Netflix is riding high right now. With a rise in subscriptions and its stock price, its footprint in the entertainment industry is vast, big names are flocking to make deals with it, and competitors are lining up to compete with it — or barring that, bulking up to combat it.
There’s room to wonder, however, if the streaming service’s strategy is beginning to yield diminishing returns — and specifically, whether the sheer volume of its original programming is growing beyond what Netflix can effectively market. If the service once showcased new programs, today one is as apt to stumble upon them as much out of serendipity as by virtue of its promotional efforts.
Notably, two key rivals, the Walt Disney Co. and HBO, have recently seized on this line of attack, suggesting that Netflix’s reliance on churning out originals is potentially an Achilles heel, or at least, a point of differentiation that they can effectively counter in a quality-versus-quantity manner.
In an interview with the Wall Street Journal, HBO programming president Casey Bloys related a story about wooing a performer to stay put by warning that he wouldn’t receive the same level of attention at Netflix.

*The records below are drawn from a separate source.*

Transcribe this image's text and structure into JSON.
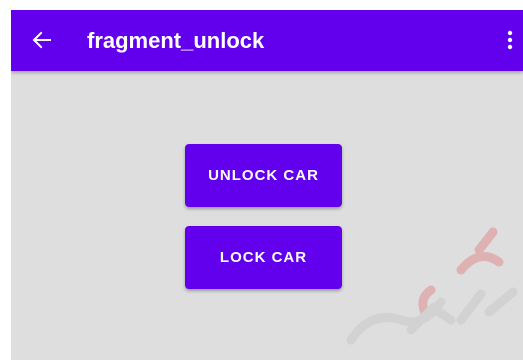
{
  "app_bar": {
    "title": "fragment_unlock",
    "back_icon": "arrow-back-icon",
    "menu_icon": "more-vert-icon"
  },
  "buttons": {
    "unlock_label": "UNLOCK CAR",
    "lock_label": "LOCK CAR"
  },
  "colors": {
    "primary": "#6200ee",
    "background": "#dedede",
    "on_primary": "#ffffff"
  }
}
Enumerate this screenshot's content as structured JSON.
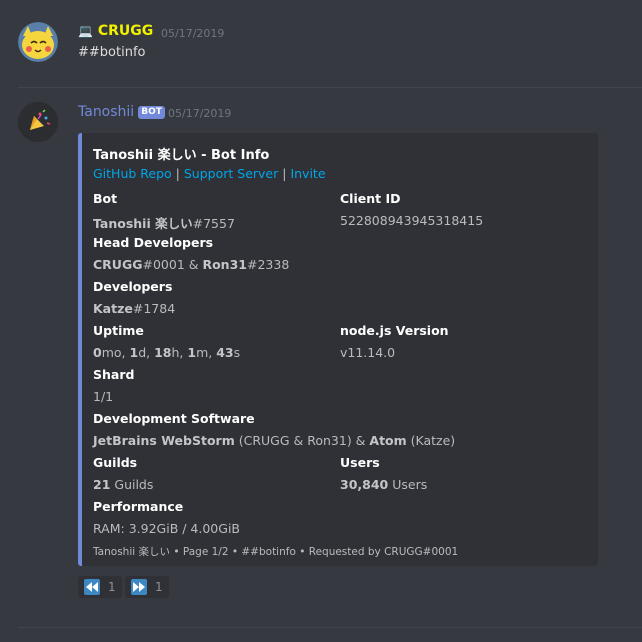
{
  "messages": [
    {
      "author": "CRUGG",
      "author_prefix": "💻",
      "timestamp": "05/17/2019",
      "content": "##botinfo"
    },
    {
      "author": "Tanoshii",
      "bot_tag": "BOT",
      "timestamp": "05/17/2019"
    }
  ],
  "embed": {
    "title": "Tanoshii 楽しい - Bot Info",
    "links": [
      "GitHub Repo",
      "Support Server",
      "Invite"
    ],
    "link_separator": "|",
    "fields": {
      "bot": {
        "name": "Bot",
        "value_bold": "Tanoshii 楽しい",
        "value_rest": "#7557"
      },
      "client_id": {
        "name": "Client ID",
        "value": "522808943945318415"
      },
      "head_devs": {
        "name": "Head Developers",
        "dev1_bold": "CRUGG",
        "dev1_rest": "#0001 & ",
        "dev2_bold": "Ron31",
        "dev2_rest": "#2338"
      },
      "developers": {
        "name": "Developers",
        "value_bold": "Katze",
        "value_rest": "#1784"
      },
      "uptime": {
        "name": "Uptime",
        "months": "0",
        "months_unit": "mo, ",
        "days": "1",
        "days_unit": "d, ",
        "hours": "18",
        "hours_unit": "h, ",
        "minutes": "1",
        "minutes_unit": "m, ",
        "seconds": "43",
        "seconds_unit": "s"
      },
      "nodejs": {
        "name": "node.js Version",
        "value": "v11.14.0"
      },
      "shard": {
        "name": "Shard",
        "value": "1/1"
      },
      "dev_software": {
        "name": "Development Software",
        "sw1_bold": "JetBrains WebStorm",
        "sw1_rest": " (CRUGG & Ron31) & ",
        "sw2_bold": "Atom",
        "sw2_rest": " (Katze)"
      },
      "guilds": {
        "name": "Guilds",
        "value_bold": "21",
        "value_rest": " Guilds"
      },
      "users": {
        "name": "Users",
        "value_bold": "30,840",
        "value_rest": " Users"
      },
      "performance": {
        "name": "Performance",
        "value": "RAM: 3.92GiB / 4.00GiB"
      }
    },
    "footer": "Tanoshii 楽しい • Page 1/2 • ##botinfo • Requested by CRUGG#0001",
    "accent_color": "#7289da"
  },
  "reactions": [
    {
      "emoji": "rewind-icon",
      "count": "1"
    },
    {
      "emoji": "fast-forward-icon",
      "count": "1"
    }
  ],
  "colors": {
    "background": "#36393f",
    "embed_bg": "#2f3136",
    "crugg_name": "#f1f100",
    "tanoshii_name": "#7289da",
    "link": "#00a6e8"
  }
}
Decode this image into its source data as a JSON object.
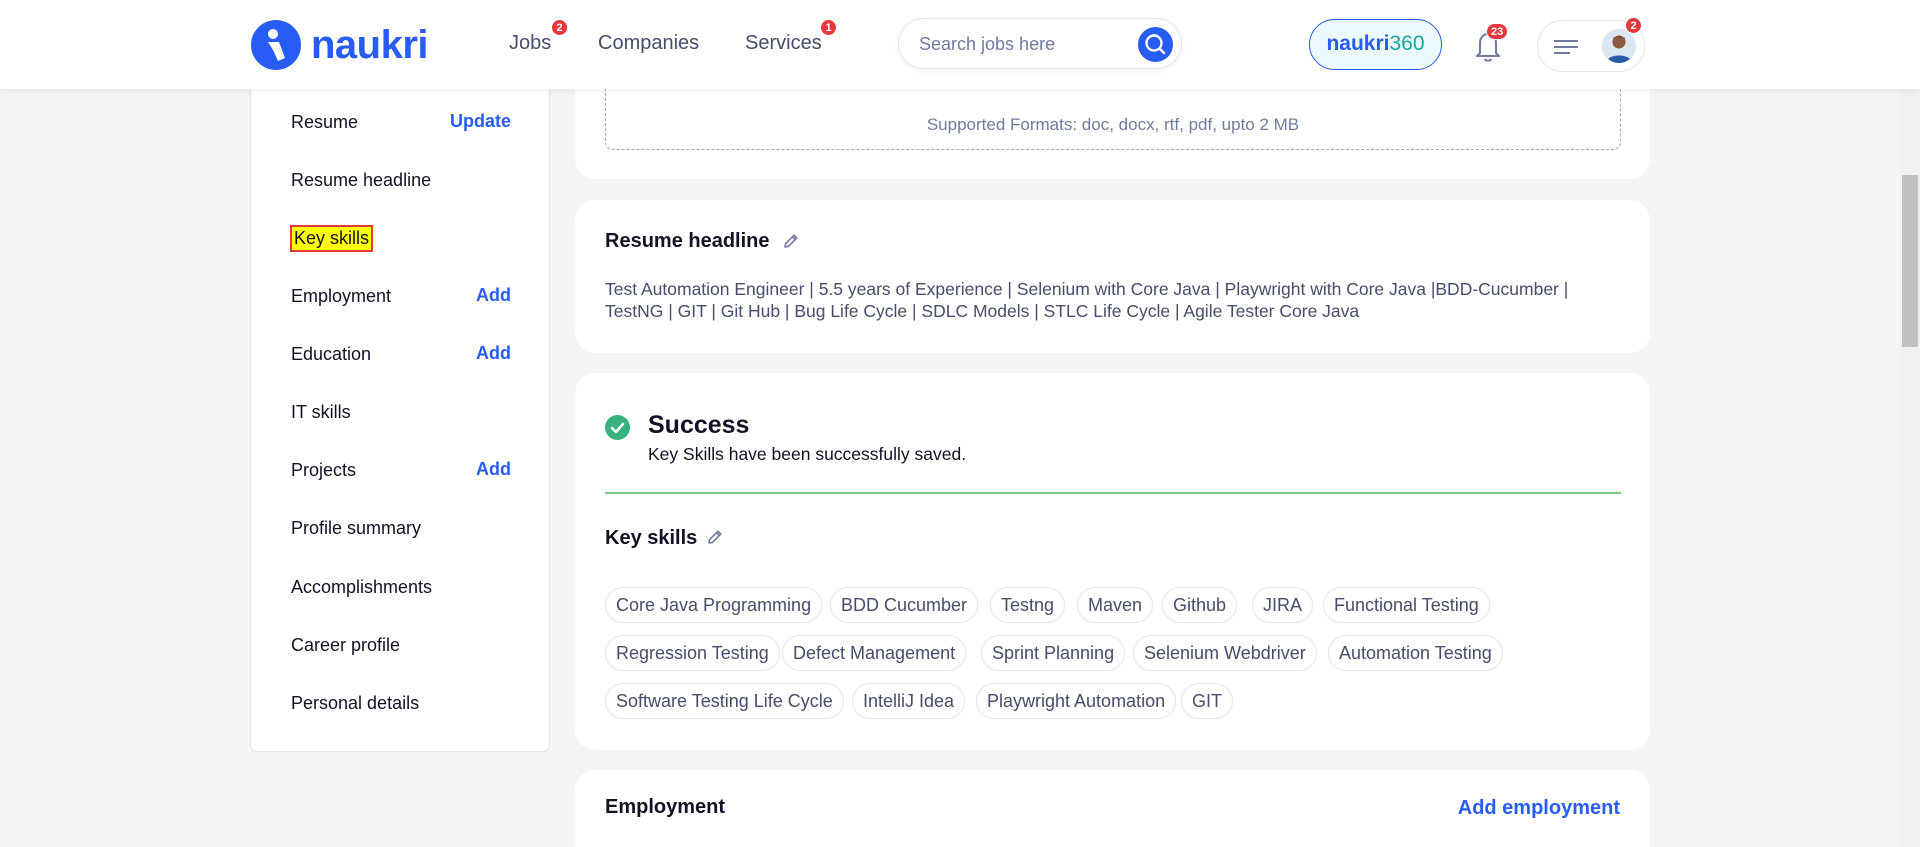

“If you have 50 kids, you’re not going to every soccer game,” Bloys said. “We go to every soccer game, and we’re the snack parents at every soccer game. That’s how we treat our talent.”
Addressing Wall Street analysts in February, Disney CEO Bob Iger was a bit more diplomatic in discussing plans for a new streaming service, saying the studio “will not necessarily go in the volume direction that Netflix has gone,” citing the leverage that it brings to the market with brands like “Star Wars,” Marvel and the Disney name, which will allow it to be more targeted in its programming and thus spend less.
Obviously, Netflix has its share of prestige titles, making major inroads in movies and documentaries to augment a series lineup that includes standouts like “The Crown,” “Master of None” and its trailblazers “House of Cards” and “Orange is the New Black.”
Nevertheless, its ballooning programming budget — and effort to strengthen its position before other deep-pocketed players like Apple and Google can fully ramp up — have created scenarios where Netflix series seemingly premiere out of nowhere.
Among other things, the steady flow of new titles risks overwhelming entertainment journalists the company relies upon to help publicize its wares, while adding stress to a public-relations apparatus that has been hiring staff at a dizzying clip.
If new Netflix shows were once an occasion, now many feel like an afterthought. Amid the deluge, it’s not easy to readily distinguish “On My Block” — a dramedy about teens of color growing up in Los Angeles that premiered March 16 — from “Alexa & Katie,” another teen comedy — about a girl with cancer and her best friend, shot in front of a laugh-sweetened studio audience — that makes its debut on Friday.
Then again, don’t feel bad about not being able to keep track. “Alexa & Katie” is just one of seven titles popping up March 23, including the second season of “Santa Clarita Diet” and a trio of movies.
Netflix has demonstrated its willingness to experiment with launch strategies, including its stealth introduction of “The Cloverfield Paradox” after the Super Bowl, although given the dismal reviews, that turned out to be as much a clever exercise in making lemonade out of a lemon as a stroke of genius.
In that aforementioned Journal article, HBO CEO Richard Plepler stated, “More is not better. Only better is better.” (Like HBO, CNN is a unit of Time Warner.)
For Netflix’s purposes, more can still be quite good. But with the service having seemingly embraced saturation in seeking to appeal to a vast array of constituencies, it does raise the question of whether there’s a point when “more,” strictly as a marketing proposition, can become too much for even a beast with as many hands as Netflix to juggle.